Shift in 2025 Market Share by Sector and Segment
Black Book said its analysis applied a modest adjustment in the market share of sector and segment categories in response to the launch of tariffs and the mix of import versus domestically produced vehicles in each group.
“Black Book expects the market share of domestically produced pickup trucks to increase at the expense of Premium passenger cars (which are predominantly imported and higher priced) and Mainstream passenger cars (which have a heavy mix of imported vehicles and rental fleet sales),” it said.
Margin and Import Mix Vary Across Sectors and Segments
As part of the transaction price impact assessment, Black Book said it considered the mix of vehicles in each sector and segment that are imported versus. domestically assembled. The company further said it assumes overall profit margin is higher for Premium brands versus Mainstream brands and higher for Truck/Utilities vs. Passenger Car segments.
No Consideration of Cross-Elasticity Impacts for Non-Affected Vehicles
According to Black Book, it has not considered unique shifts in vehicle market share for non-affected vehicles versus vehicles subjected to the 25% tariff.
“This approach extends to automakers who are more insulated from tariff impact due to heavy domestic production (Ford) compared to automakers who are heavily reliant on import vehicles (Volkswagen Group of America),” it said.
US Light Vehicle Price Elasticity of Demand
Black Book noted it established an elasticity curve based on 2021-2024 annual sales and pricing performance (adjusted for inflation). Below is a graphic that shows this elasticity benchmarked against 2024 results. Sales results going back to 2015 are also provided but were not included in the elasticity calculation given changes in recent market conditions.
The Forecast for ATP

Considering all factors, Black Book said it expects ATP to increase to $52,250, a 5% rise from the 2024 year-end figure of $49,750. Additional scenarios are also highlighted below alongside storylines that Black Book expects will develop as the full impact of tariffs emerge.
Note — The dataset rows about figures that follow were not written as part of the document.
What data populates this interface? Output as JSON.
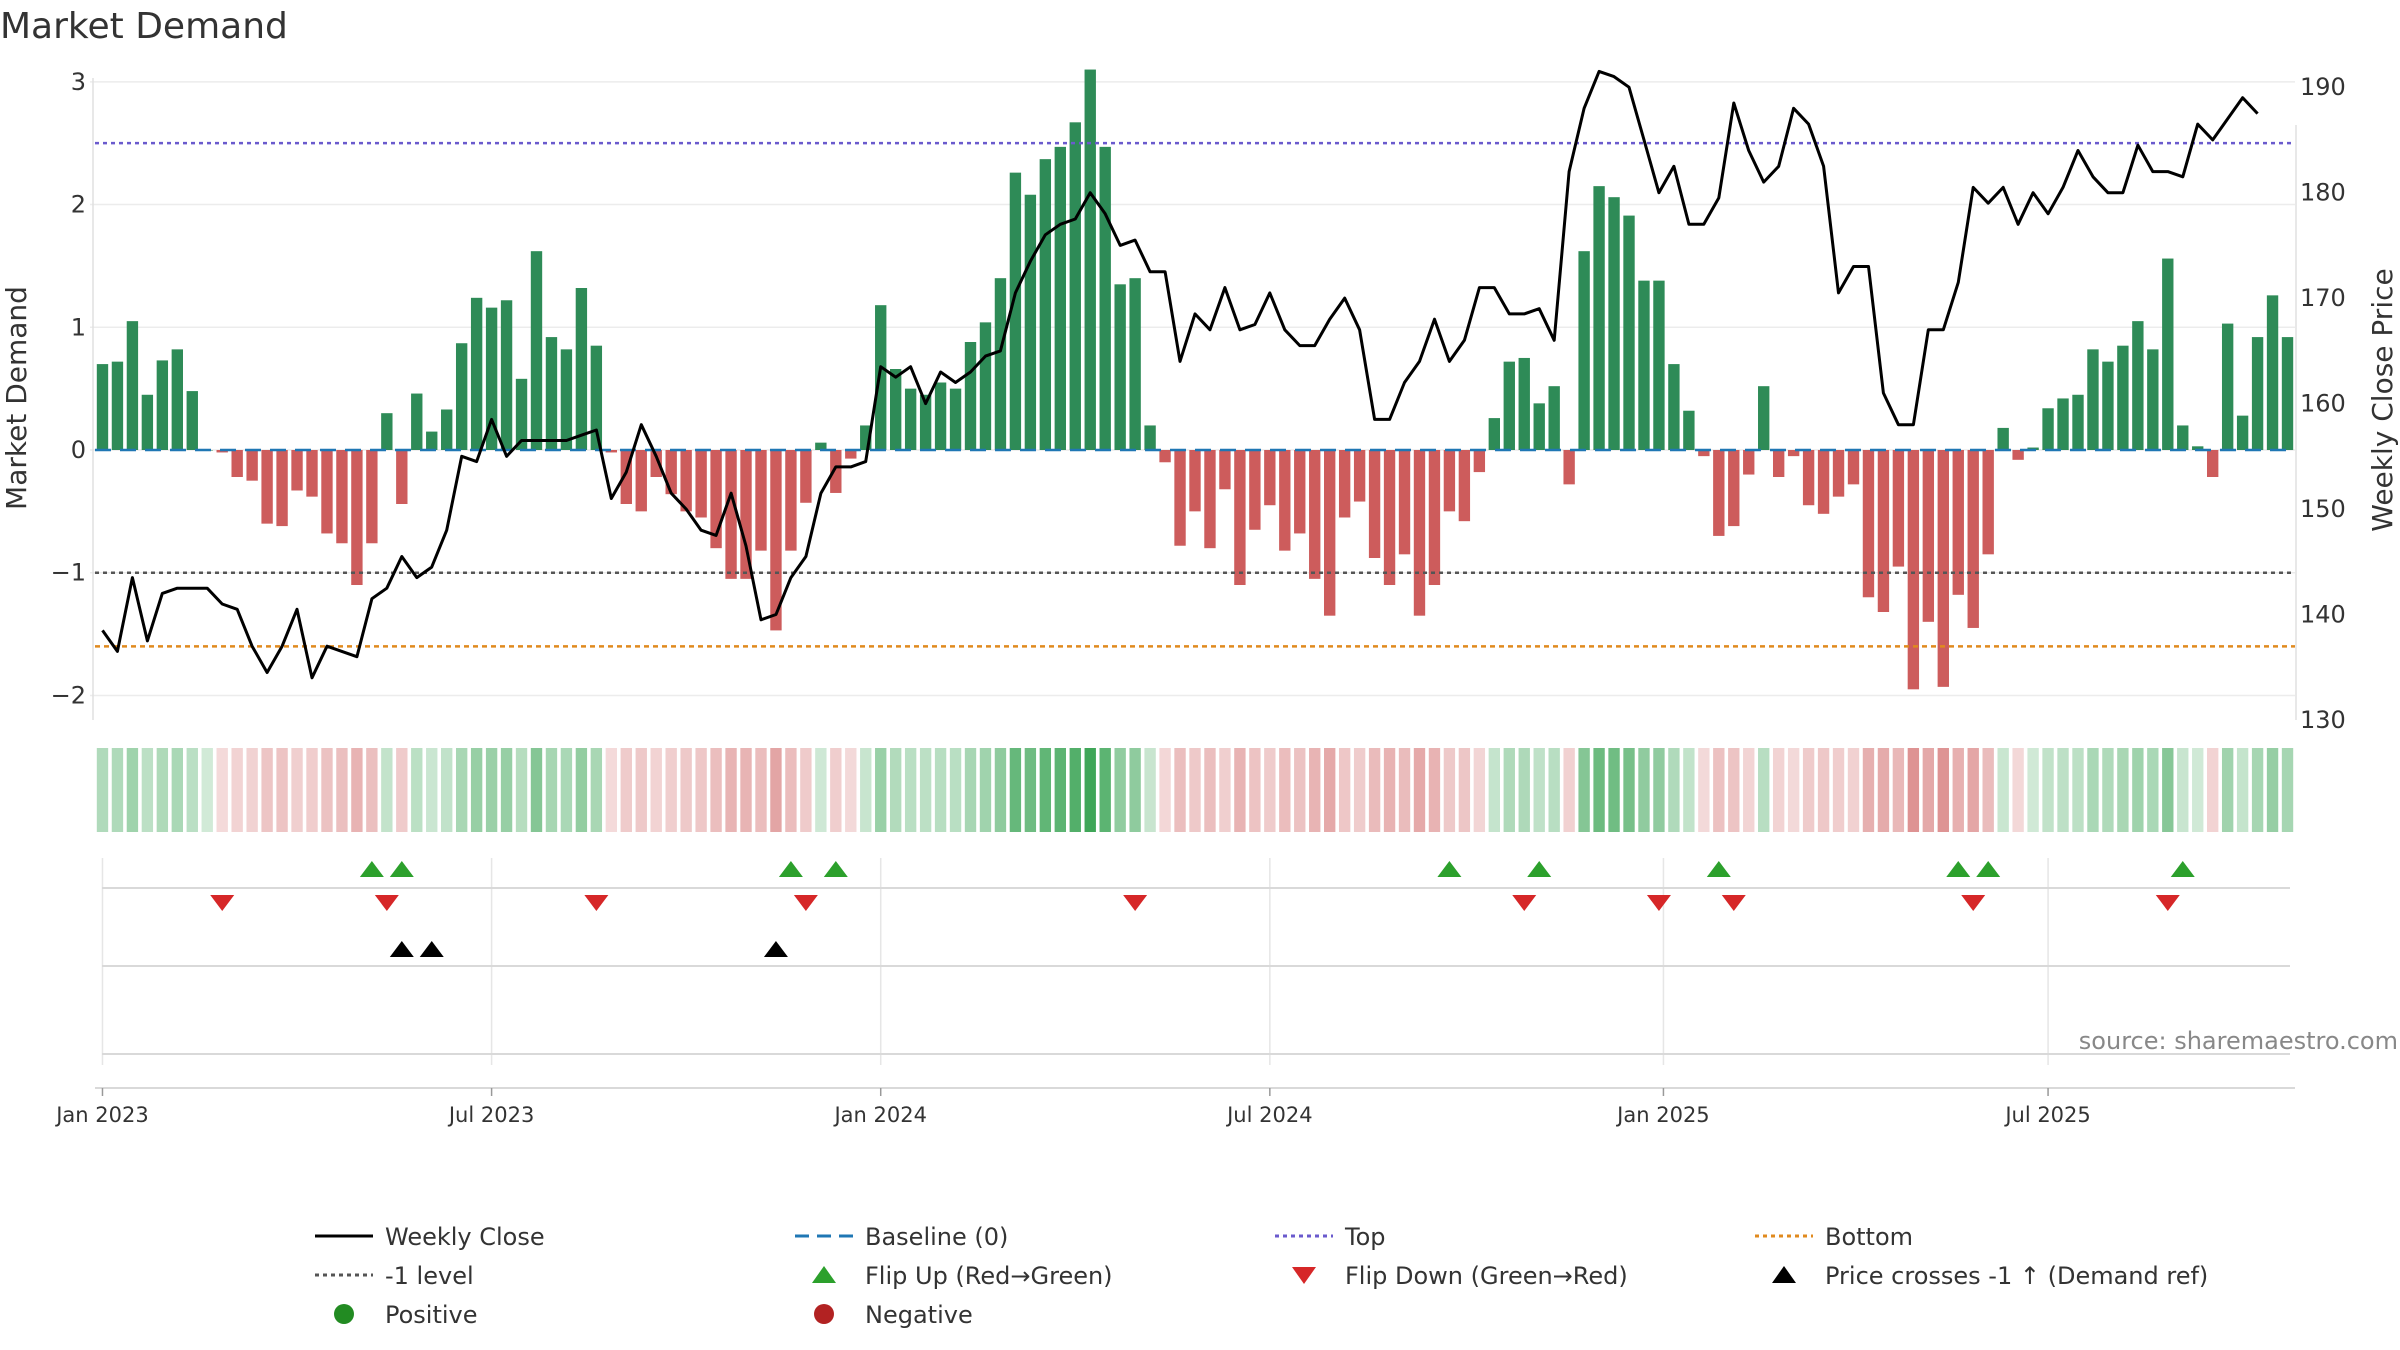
{
  "title": "Market Demand",
  "source": "source: sharemaestro.com",
  "colors": {
    "positive": "#2e8b57",
    "negative": "#cd5c5c",
    "price": "#000000",
    "baseline": "#1f77b4",
    "top": "#6a5acd",
    "bottom": "#e08a1e",
    "minus1": "#555555",
    "flip_up": "#2ca02c",
    "flip_down": "#d62728",
    "cross": "#000000",
    "legend_positive": "#228b22",
    "legend_negative": "#b22222"
  },
  "chart_data": {
    "type": "bar",
    "title": "Market Demand",
    "ylabel": "Market Demand",
    "y2label": "Weekly Close Price",
    "ylim": [
      -2.2,
      3.3
    ],
    "y2lim": [
      130,
      194
    ],
    "yticks": [
      "3",
      "2",
      "1",
      "0",
      "−1",
      "−2"
    ],
    "y2ticks": [
      "190",
      "180",
      "170",
      "160",
      "150",
      "140",
      "130"
    ],
    "xtick_labels": [
      "Jan 2023",
      "Jul 2023",
      "Jan 2024",
      "Jul 2024",
      "Jan 2025",
      "Jul 2025"
    ],
    "xtick_weeks": [
      0.5,
      26.5,
      52.5,
      78.5,
      104.8,
      130.5
    ],
    "top_level": 2.5,
    "bottom_level": -1.6,
    "minus1_level": -1.0,
    "baseline_level": 0,
    "series": [
      {
        "name": "Market Demand",
        "values": [
          0.7,
          0.72,
          1.05,
          0.45,
          0.73,
          0.82,
          0.48,
          0.0,
          -0.02,
          -0.22,
          -0.25,
          -0.6,
          -0.62,
          -0.33,
          -0.38,
          -0.68,
          -0.76,
          -1.1,
          -0.76,
          0.3,
          -0.44,
          0.46,
          0.15,
          0.33,
          0.87,
          1.24,
          1.16,
          1.22,
          0.58,
          1.62,
          0.92,
          0.82,
          1.32,
          0.85,
          -0.02,
          -0.44,
          -0.5,
          -0.22,
          -0.36,
          -0.5,
          -0.55,
          -0.8,
          -1.05,
          -1.05,
          -0.82,
          -1.47,
          -0.82,
          -0.43,
          0.06,
          -0.35,
          -0.07,
          0.2,
          1.18,
          0.66,
          0.5,
          0.45,
          0.55,
          0.5,
          0.88,
          1.04,
          1.4,
          2.26,
          2.08,
          2.37,
          2.47,
          2.67,
          3.1,
          2.47,
          1.35,
          1.4,
          0.2,
          -0.1,
          -0.78,
          -0.5,
          -0.8,
          -0.32,
          -1.1,
          -0.65,
          -0.45,
          -0.82,
          -0.68,
          -1.05,
          -1.35,
          -0.55,
          -0.42,
          -0.88,
          -1.1,
          -0.85,
          -1.35,
          -1.1,
          -0.5,
          -0.58,
          -0.18,
          0.26,
          0.72,
          0.75,
          0.38,
          0.52,
          -0.28,
          1.62,
          2.15,
          2.06,
          1.91,
          1.38,
          1.38,
          0.7,
          0.32,
          -0.05,
          -0.7,
          -0.62,
          -0.2,
          0.52,
          -0.22,
          -0.05,
          -0.45,
          -0.52,
          -0.38,
          -0.28,
          -1.2,
          -1.32,
          -0.95,
          -1.95,
          -1.4,
          -1.93,
          -1.18,
          -1.45,
          -0.85,
          0.18,
          -0.08,
          0.02,
          0.34,
          0.42,
          0.45,
          0.82,
          0.72,
          0.85,
          1.05,
          0.82,
          1.56,
          0.2,
          0.03,
          -0.22,
          1.03,
          0.28,
          0.92,
          1.26,
          0.92
        ]
      },
      {
        "name": "Weekly Close",
        "values": [
          138.5,
          136.5,
          143.5,
          137.5,
          142,
          142.5,
          142.5,
          142.5,
          141,
          140.5,
          137,
          134.5,
          137,
          140.5,
          134,
          137,
          136.5,
          136,
          141.5,
          142.5,
          145.5,
          143.5,
          144.5,
          148,
          155,
          154.5,
          158.5,
          155,
          156.5,
          156.5,
          156.5,
          156.5,
          157,
          157.5,
          151,
          153.5,
          158,
          155,
          151.5,
          150,
          148,
          147.5,
          151.5,
          146.5,
          139.5,
          140,
          143.5,
          145.5,
          151.5,
          154,
          154,
          154.5,
          163.5,
          162.5,
          163.5,
          160,
          163,
          162,
          163,
          164.5,
          165,
          170.5,
          173.5,
          176,
          177,
          177.5,
          180,
          178,
          175,
          175.5,
          172.5,
          172.5,
          164,
          168.5,
          167,
          171,
          167,
          167.5,
          170.5,
          167,
          165.5,
          165.5,
          168,
          170,
          167,
          158.5,
          158.5,
          162,
          164,
          168,
          164,
          166,
          171,
          171,
          168.5,
          168.5,
          169,
          166,
          182,
          188,
          191.5,
          191,
          190,
          185,
          180,
          182.5,
          177,
          177,
          179.5,
          188.5,
          184,
          181,
          182.5,
          188,
          186.5,
          182.5,
          170.5,
          173,
          173,
          161,
          158,
          158,
          167,
          167,
          171.5,
          180.5,
          179,
          180.5,
          177,
          180,
          178,
          180.5,
          184,
          181.5,
          180,
          180,
          184.5,
          182,
          182,
          181.5,
          186.5,
          185,
          187,
          189,
          187.5
        ]
      }
    ],
    "heat_strip": "weekly demand shade per week (green positive / red negative)",
    "flip_up_weeks": [
      18,
      20,
      46,
      49,
      90,
      96,
      108,
      124,
      126,
      139
    ],
    "flip_down_weeks": [
      8,
      19,
      33,
      47,
      69,
      95,
      104,
      109,
      125,
      138
    ],
    "cross_weeks": [
      20,
      22,
      45
    ]
  },
  "legend": [
    {
      "label": "Weekly Close",
      "kind": "line-solid",
      "color": "#000000"
    },
    {
      "label": "Baseline (0)",
      "kind": "line-dashed",
      "color": "#1f77b4"
    },
    {
      "label": "Top",
      "kind": "line-dotted",
      "color": "#6a5acd"
    },
    {
      "label": "Bottom",
      "kind": "line-dotted",
      "color": "#e08a1e"
    },
    {
      "label": "-1 level",
      "kind": "line-dotted",
      "color": "#555555"
    },
    {
      "label": "Flip Up (Red→Green)",
      "kind": "tri-up",
      "color": "#2ca02c"
    },
    {
      "label": "Flip Down (Green→Red)",
      "kind": "tri-down",
      "color": "#d62728"
    },
    {
      "label": "Price crosses -1 ↑ (Demand ref)",
      "kind": "tri-up",
      "color": "#000000"
    },
    {
      "label": "Positive",
      "kind": "dot",
      "color": "#228b22"
    },
    {
      "label": "Negative",
      "kind": "dot",
      "color": "#b22222"
    }
  ]
}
Black Book said it expects an ATP of $52,250 will result in a 12.9 million unit Seasonally Adjusted Annual Rate (SAAR) of sales.
“This forecast aligns with the sales and pricing performance of 2022 at the height of the supply chain crisis,” the company said. “However, during that year the significant rise in incomes went into the pockets of dealers and automakers. In a post-tariff environment, the incremental revenues will go to the federal government at the expense of automakers.
“For context, vehicle sales in the US fell sharply during the Great Recession, dropping to 13.2 million in 2008 and 10.4 million in 2009,” Black Book continued. “Production was also curtailed significantly due to the bankruptcies of GM and Fiat Chrysler Automobiles (now Stellantis). Sales began to recover but were weak in 2010 (11.6M) and 2011 (12.8M). They steadily increased to over 17 million in 2015 and remained strong for the rest of the decade.
Sales to Fall
“In January 2025, prior to the announcement of tariffs, Black Book forecasted 16.4 million sales for the full calendar year,” Black Book stated. “If tariffs are…active through the remainder of the year, Black Book expects sales to fall to 13.7 million cars and trucks in 2025, a roughly 17% overall annual decrease.